Richard Richard - 5 months ago 30
SQL Question

SQL: two queries for different time periods, and calculate percentage change?

I am using BigQuery and have a table with three columsn:

district
(string),
price
(float) and
timestamp
). My table looks like this:

district price date
OOX 200 2015-01-01
00Y 213 2015-01-01
00X 215 2015-01-01


I want to calculate the mean price by district in 2005, the mean price by district in 2015, and the percentage difference between them. In other words, I'd like output that looks like this:

district price_2005 price_2015 percent_change
00X 125 205 0.64
00Y 116 200 0.72


The format of the
percent_change
column isn't critical - it could also be a percentage number, etc.
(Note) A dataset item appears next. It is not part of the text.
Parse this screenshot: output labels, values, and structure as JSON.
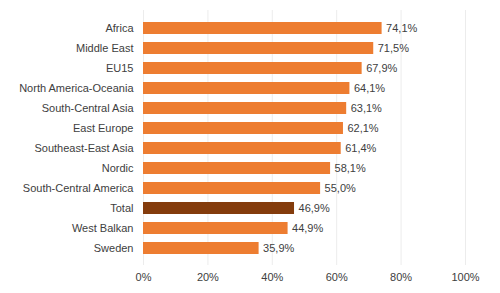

How can I use BigQuery to do this? I've got this far:

SELECT district, AVG(price) AS price
FROM mytable
WHERE date BETWEEN TIMESTAMP('2005-01-01') AND TIMESTAMP('2015-12-31')
GROUP BY district


But I don't know how to get the remaining two columns without doing separate queries. Do I need a subquery?

Answer

You can do this using conditional aggregation. Using the legacy SQL interface:

select district,
       avg(case when year(date) = 2005 then price end) as price_2005,
       avg(case when year(date) = 2015 then price end) as price_2015,
       ((avg(case when year(date) = 2015 then price end) /
         avg(case when year(date) = 2005 then price end)
        ) - 1) as change
from t
group by district;

The idea is the same for the updated SQL interface, but the function for extracting the year is different.